Type conversion functions with explicit keywords
1. The type conversion function
In C++
may be specified using a constructor to a type of data into an object class, type conversion functions may be used (type conversion function) converting a class object for other types of data. example:
Fraction (Fraction) class
1 #include <iostream> 2 3 using namespace std; 4 5 class Fraction 6 { 7 public: 8 Fraction(int num, int den = 1) :m_numberator(num), m_denominator(den) {} 9 10 operator double() const //转换函数 11 { 12 return (double)m_numberator / m_denominator; 13 } 14 15 private: 16 int m_numberator; // molecule . 17 int m_denominator; // denominator 18 is }; . 19 20 is int main () 21 is { 22 is Fraction F ( . 3 , . 4 ); 23 is Double D = . 3 + F; // call opertor double () f into the Double 24 COUT D << << endl; 25 return 0 ; 26 is }
Fraction f is a variable of type 3 and thus can not be directly added, then the compiler to find the class scores, found operator double function, which can be converted to a floating-point type object type variable.
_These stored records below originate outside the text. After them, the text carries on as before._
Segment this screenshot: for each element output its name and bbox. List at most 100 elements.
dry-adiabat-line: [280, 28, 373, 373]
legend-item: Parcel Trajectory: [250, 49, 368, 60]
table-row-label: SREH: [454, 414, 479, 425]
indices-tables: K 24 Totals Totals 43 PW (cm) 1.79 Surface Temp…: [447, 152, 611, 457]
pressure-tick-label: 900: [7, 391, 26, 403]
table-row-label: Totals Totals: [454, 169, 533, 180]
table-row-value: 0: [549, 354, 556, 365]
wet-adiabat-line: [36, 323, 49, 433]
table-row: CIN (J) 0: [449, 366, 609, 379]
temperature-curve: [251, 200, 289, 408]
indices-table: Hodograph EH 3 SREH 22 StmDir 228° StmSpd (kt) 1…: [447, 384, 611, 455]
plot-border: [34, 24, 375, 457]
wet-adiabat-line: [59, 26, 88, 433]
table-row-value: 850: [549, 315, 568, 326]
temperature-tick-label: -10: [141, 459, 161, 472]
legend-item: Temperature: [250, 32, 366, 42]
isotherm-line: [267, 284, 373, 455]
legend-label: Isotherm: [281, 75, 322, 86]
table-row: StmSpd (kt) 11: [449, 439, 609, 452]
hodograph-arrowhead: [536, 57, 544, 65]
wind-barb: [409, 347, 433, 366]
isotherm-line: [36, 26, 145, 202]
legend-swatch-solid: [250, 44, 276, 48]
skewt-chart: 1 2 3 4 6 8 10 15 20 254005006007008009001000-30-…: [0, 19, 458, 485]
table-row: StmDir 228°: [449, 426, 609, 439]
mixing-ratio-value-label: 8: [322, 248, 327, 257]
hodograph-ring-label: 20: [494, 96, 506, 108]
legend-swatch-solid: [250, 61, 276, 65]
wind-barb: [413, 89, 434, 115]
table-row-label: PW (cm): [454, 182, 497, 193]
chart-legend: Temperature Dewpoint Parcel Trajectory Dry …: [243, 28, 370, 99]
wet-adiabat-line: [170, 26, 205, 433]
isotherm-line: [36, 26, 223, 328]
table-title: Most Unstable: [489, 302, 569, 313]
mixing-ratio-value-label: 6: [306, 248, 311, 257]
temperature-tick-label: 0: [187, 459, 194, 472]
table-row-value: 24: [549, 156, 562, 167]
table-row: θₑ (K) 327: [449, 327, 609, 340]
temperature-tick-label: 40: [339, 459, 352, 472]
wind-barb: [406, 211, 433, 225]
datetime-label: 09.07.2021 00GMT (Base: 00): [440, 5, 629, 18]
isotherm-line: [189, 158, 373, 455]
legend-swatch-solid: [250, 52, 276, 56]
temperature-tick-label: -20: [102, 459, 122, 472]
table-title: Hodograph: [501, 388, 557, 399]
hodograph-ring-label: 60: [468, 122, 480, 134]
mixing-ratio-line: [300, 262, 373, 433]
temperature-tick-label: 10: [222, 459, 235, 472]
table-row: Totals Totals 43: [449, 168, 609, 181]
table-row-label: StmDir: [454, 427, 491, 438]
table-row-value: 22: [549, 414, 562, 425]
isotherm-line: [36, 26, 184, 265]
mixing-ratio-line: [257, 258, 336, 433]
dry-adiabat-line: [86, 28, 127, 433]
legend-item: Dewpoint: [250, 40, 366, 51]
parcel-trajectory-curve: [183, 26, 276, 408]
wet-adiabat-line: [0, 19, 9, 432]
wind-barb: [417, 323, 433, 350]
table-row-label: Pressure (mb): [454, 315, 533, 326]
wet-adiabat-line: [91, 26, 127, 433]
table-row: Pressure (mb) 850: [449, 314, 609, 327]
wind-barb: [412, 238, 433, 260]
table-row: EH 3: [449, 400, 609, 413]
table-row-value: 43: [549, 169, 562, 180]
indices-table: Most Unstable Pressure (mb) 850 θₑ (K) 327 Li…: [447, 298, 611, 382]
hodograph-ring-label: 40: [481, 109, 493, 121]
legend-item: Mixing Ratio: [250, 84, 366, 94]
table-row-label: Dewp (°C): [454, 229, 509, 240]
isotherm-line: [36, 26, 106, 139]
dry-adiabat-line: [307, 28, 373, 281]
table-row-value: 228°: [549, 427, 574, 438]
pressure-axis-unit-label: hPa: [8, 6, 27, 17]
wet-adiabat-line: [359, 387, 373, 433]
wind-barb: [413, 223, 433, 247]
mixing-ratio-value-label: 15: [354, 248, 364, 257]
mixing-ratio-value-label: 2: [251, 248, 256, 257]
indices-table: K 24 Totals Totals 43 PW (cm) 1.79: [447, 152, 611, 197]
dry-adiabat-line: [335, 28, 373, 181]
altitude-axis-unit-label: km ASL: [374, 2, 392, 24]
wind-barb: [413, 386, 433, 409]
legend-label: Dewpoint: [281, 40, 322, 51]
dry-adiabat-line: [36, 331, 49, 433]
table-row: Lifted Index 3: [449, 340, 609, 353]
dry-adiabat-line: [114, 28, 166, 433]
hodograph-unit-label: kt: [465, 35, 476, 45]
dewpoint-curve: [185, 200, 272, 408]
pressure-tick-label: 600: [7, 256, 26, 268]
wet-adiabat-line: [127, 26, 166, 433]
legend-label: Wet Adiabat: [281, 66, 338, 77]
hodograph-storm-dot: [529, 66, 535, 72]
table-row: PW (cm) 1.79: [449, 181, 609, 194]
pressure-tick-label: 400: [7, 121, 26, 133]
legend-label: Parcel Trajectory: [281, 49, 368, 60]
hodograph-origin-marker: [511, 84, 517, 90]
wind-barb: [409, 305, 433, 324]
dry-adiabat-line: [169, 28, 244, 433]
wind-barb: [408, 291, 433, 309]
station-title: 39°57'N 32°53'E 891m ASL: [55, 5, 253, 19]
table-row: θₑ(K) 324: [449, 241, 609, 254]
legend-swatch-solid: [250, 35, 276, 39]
So this is what we call the function type conversion functions (type conversion function).
Converting the general form of a function:
. 1 operator type name () const 2 { . 3 // achieve conversion 4 }
- You must be a member function
- No return type
- Parameter list is empty
- Preferably const
2.explicit keyword
Overload can also +
be double
converted to Fraction type class type. Thus the class code as follows:
1 #include <iostream> 2 3 class Fraction 4 { 5 public: 6 Fraction(int num, int den = 1) : m_numberator(num), m_denominator(den) {} 7 8 Fraction operator+(const Fraction &f) 9 { 10 return Fraction(this->m_numberator + f.m_numberator, this->m_denominator + f.m_denominator); 11 } 12 13 private: 14 int m_numberator; // molecule 15 int m_denominator; // denominator 16 }; . 17 18 is int main () . 19 { 20 is Fraction F ( . 3 , . 4 ); 21 is Fraction = D + F . 4 ; // call the non-explicit- the one-argument ctor 4 into Fraction 22 is return 0 ; 23 is }
But if there is type conversion functions at the same time, there is an ambiguity. example:
1 #include <iostream> 2 3 class Fraction 4 { 5 public: 6 Fraction(int num, int den = 1) : m_numberator(num), m_denominator(den) {} 7 8 operator double() const 9 { 10 return (double)m_numberator / m_denominator; 11 } 12 13 Fraction operator+(const Fraction &f) 14 { 15 return Fraction(this->m_numberator + f.m_numberator, this->m_denominator + f.m_denominator); 16 } 17 18 private: 19 int m_numberator; //分子 20 int m_denominator; //分母 21 }; 22 23 int main() 24 { 25 Fraction f(3, 4); 26 double d = f + 4; //二义性 27 return 0; 28 }
f
Object types can be type conversion function to convert the classdouble
type, then add4
assigned tod
4
It may also be converted to the constructorFraction
type, and then adding the two class types, they can be converted to type conversion functions bydouble
type
The solution is to use limit explicit keywords to use, there are two:
- Keyword before adding explicit direct constructor, to prevent double variable implicitly converted to class types.
- Keyword before adding explicit conversion operator constructor double, double type represents the function call when the class type conversion only shows, for example: double d = static_cast <double> (f) + 4.